Reli Saham Asia Terhenti, Hong Kong Turun | PT Rifan Financindo Berjangka

Jakarta,?Rifan Financindo Berjangka -?Saham Hong Kong menyerahkan gain pada sesi awal nya dan ditutup lebih rendah hari Selasa, dengan beberapa investor mengambil keuntungan dari rebound singkat untuk mengurangi kepemilikan seiring ketidakpastian atas kebijakan moneter AS.

Indeks Hang Seng turun 0,3 persen untuk menutup hari di level 23,215.76 poin, sedangkan Indeks China Enterprises kehilangan 0,9 persen, ke level 9,571.06 poin.

Pasar merosot lebih dari 3 persen pada hari Senin, membukakan penurunan satu hari terbesar dalam tujuh bulan, di tengah kekhawatiran Federal Reserve AS akan menaikkan suku segera mungkin minggu depan.

Kekhawatiran mereka agak mereda semalam setelah Dewan Gubernur Federal Reserve Lael Brainar mengatakan bahwa ia ingin melihat tren yang kuat dalam belanja konsumen AS dan bukti nyata dari berakselerasinya inflasi sebelum bank sentral menaikkan suku bunga.

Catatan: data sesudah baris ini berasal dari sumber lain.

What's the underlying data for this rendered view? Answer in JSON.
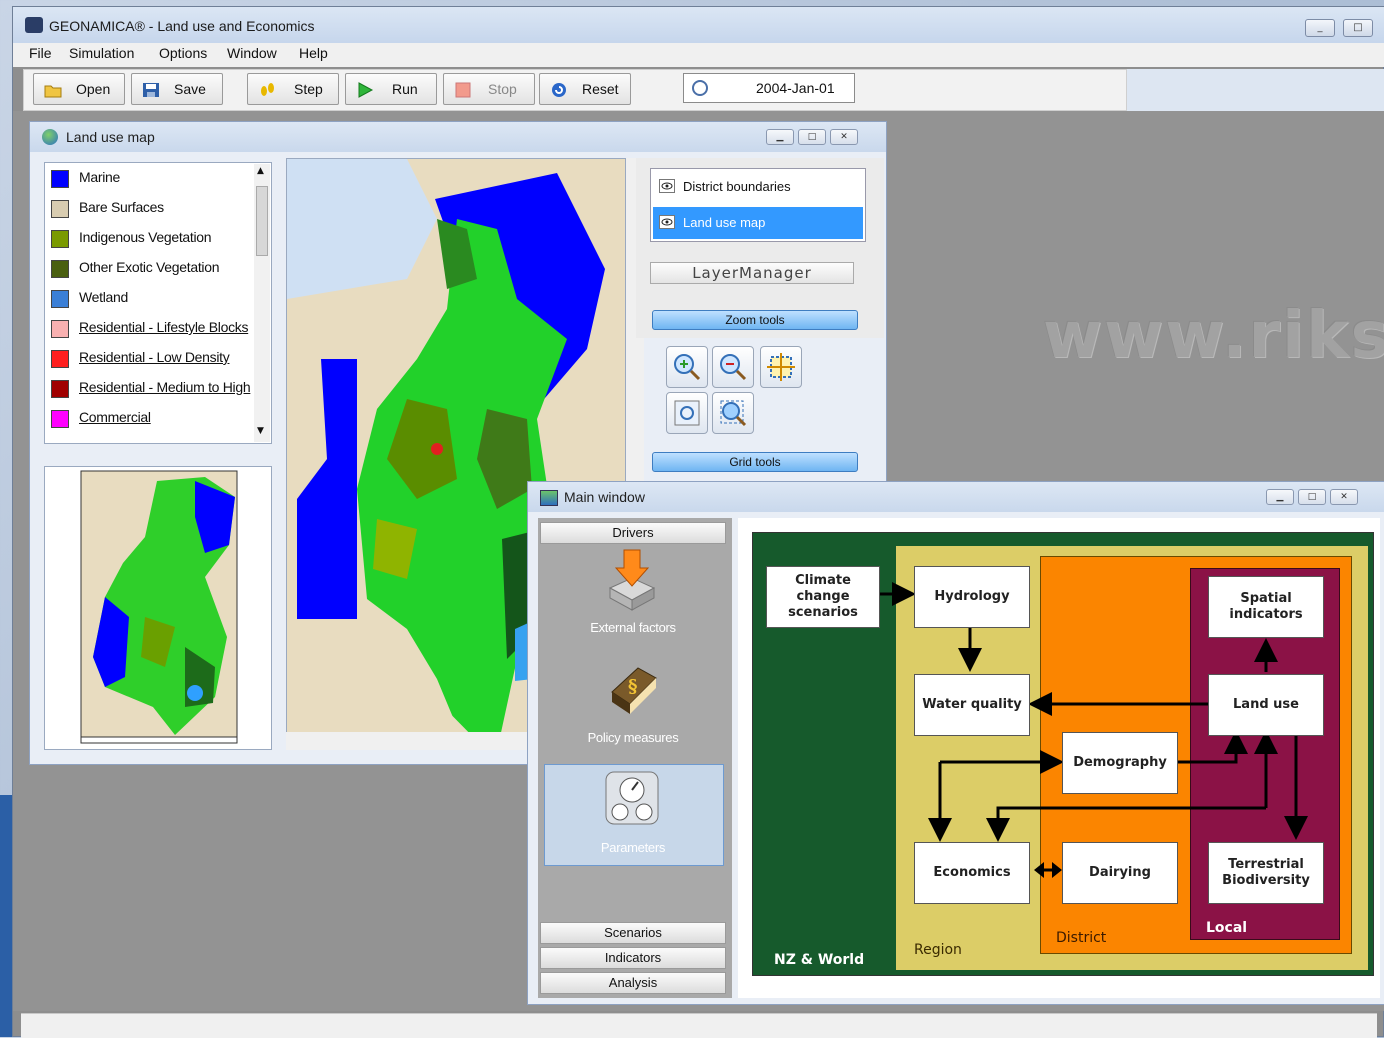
{
  "app": {
    "title": "GEONAMICA® - Land use and Economics",
    "window_controls": [
      "_",
      "□"
    ]
  },
  "menu": [
    "File",
    "Simulation",
    "Options",
    "Window",
    "Help"
  ],
  "toolbar": {
    "open": "Open",
    "save": "Save",
    "step": "Step",
    "run": "Run",
    "stop": "Stop",
    "reset": "Reset",
    "date": "2004-Jan-01"
  },
  "watermark": "www.riks.",
  "land_use_window": {
    "title": "Land use map",
    "legend": [
      {
        "label": "Marine",
        "color": "#0000ff",
        "underline": false
      },
      {
        "label": "Bare Surfaces",
        "color": "#d8ccb0",
        "underline": false
      },
      {
        "label": "Indigenous Vegetation",
        "color": "#7a9a00",
        "underline": false
      },
      {
        "label": "Other Exotic Vegetation",
        "color": "#4a5f10",
        "underline": false
      },
      {
        "label": "Wetland",
        "color": "#3b7fd6",
        "underline": false
      },
      {
        "label": "Residential - Lifestyle Blocks",
        "color": "#f8b0b0",
        "underline": true
      },
      {
        "label": "Residential - Low Density",
        "color": "#ff2020",
        "underline": true
      },
      {
        "label": "Residential - Medium to High",
        "color": "#a00000",
        "underline": true
      },
      {
        "label": "Commercial",
        "color": "#ff00ff",
        "underline": true
      }
    ],
    "layers": [
      {
        "label": "District boundaries",
        "selected": false
      },
      {
        "label": "Land use map",
        "selected": true
      }
    ],
    "layer_manager": "LayerManager",
    "zoom_tools": "Zoom tools",
    "grid_tools": "Grid tools",
    "zoom_icons": [
      "zoom-in-icon",
      "zoom-out-icon",
      "zoom-extent-icon",
      "zoom-window-icon",
      "zoom-select-icon"
    ]
  },
  "main_window": {
    "title": "Main window",
    "drivers": "Drivers",
    "nav_items": [
      {
        "label": "External factors",
        "icon": "external-factors-icon"
      },
      {
        "label": "Policy measures",
        "icon": "policy-book-icon"
      },
      {
        "label": "Parameters",
        "icon": "gauges-icon"
      }
    ],
    "bottom_buttons": [
      "Scenarios",
      "Indicators",
      "Analysis"
    ],
    "diagram": {
      "zones": [
        "NZ & World",
        "Region",
        "District",
        "Local"
      ],
      "boxes": {
        "climate": "Climate change scenarios",
        "hydrology": "Hydrology",
        "water_quality": "Water quality",
        "demography": "Demography",
        "economics": "Economics",
        "dairying": "Dairying",
        "spatial": "Spatial indicators",
        "land_use": "Land use",
        "terrestrial": "Terrestrial Biodiversity"
      },
      "zone_colors": {
        "world": "#165a2c",
        "region": "#dccd67",
        "district": "#fb8500",
        "local": "#8b1246"
      }
    }
  }
}
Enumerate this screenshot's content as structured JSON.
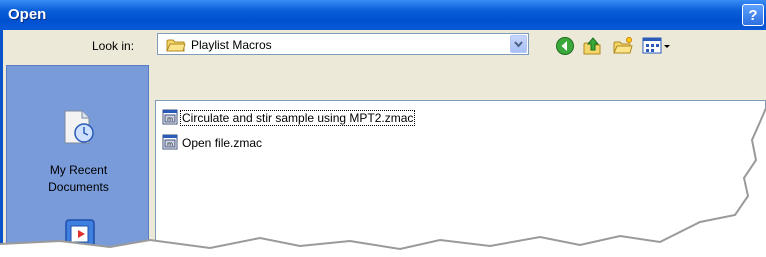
{
  "window": {
    "title": "Open",
    "help_label": "?"
  },
  "toolbar": {
    "look_in_label": "Look in:",
    "look_in_value": "Playlist Macros",
    "icons": [
      "back-icon",
      "up-folder-icon",
      "new-folder-icon",
      "view-menu-icon"
    ]
  },
  "places": {
    "items": [
      {
        "label_line1": "My Recent",
        "label_line2": "Documents",
        "icon": "recent-documents-icon"
      },
      {
        "icon": "desktop-icon"
      }
    ]
  },
  "files": [
    {
      "name": "Circulate and stir sample using MPT2.zmac",
      "icon": "macro-file-icon",
      "selected": true
    },
    {
      "name": "Open file.zmac",
      "icon": "macro-file-icon",
      "selected": false
    }
  ],
  "colors": {
    "titlebar": "#0050d0",
    "dialog_bg": "#ece9d8",
    "places_bar": "#7a9bd9"
  }
}
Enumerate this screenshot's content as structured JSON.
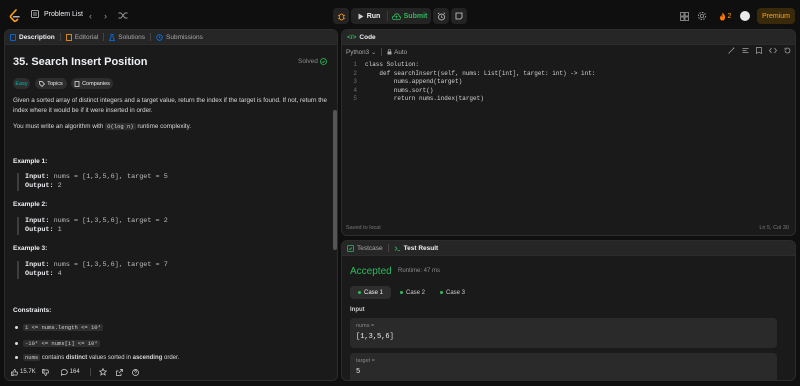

Namun, kepercayaan investor tetap rapuh.

Sebagian besar sektor di Hong Kong turun, dengan saham bahan baku memimpin penurunan.

Saham Asia membalikan keuntungan di tengah volatilitas tertinggi dalam dua bulan seiring investor terbebani prospek kebijakan moneter AS dan penurunan pada harga minyak mentah.

MSCI Asia Pacific Index melemah 0,1 persen ke level 137,51 pada pukul 16:35 sore waktu Hong Kong, setelah sebelumnya naik sebanyak 0,7 persen. Volatilitas 10-hari mencapai posisi tertinggi sejak 7 Juli. Singapura dan Indonesia memimpin kerugian ekuitas setelah membuka kembali perdagangan mereka pasca hari libur kemarin. Harga minyak merosot lebih dari 2 persen setelah Badan Energi Internasional mengatakan surplus stok akan bertahan sampai akhir 2017. Saham Asia telah naik lebih tinggi sebelumnya di tengah tanda-tanda ekonomi China rebound dan menyusul komentar dovish dari anggota dewan Federal Reserve Lael Brainard.

Indeks Kospi Korea Selatan naik 0,4 persen, S & P / ASX 200 Index turun 0,2 persen dan Selandia Baru S & P / NZX 50 Index kehilangan 0,4 persen. Indeks Taiex Taiwan melemah 0,1 persen. Indeks Straits Times Singapura anjlok 1,9 persen, atau yang terbesar sejak 24 Juni dan IHSG Indonesia jatuh 1,1 persen. saham Thailand bertambah 1,4 persen menyusul penurunan empat hari terburuk sejak Desember 2014. Sementara itu, pasar di India ditutup untuk hari libur.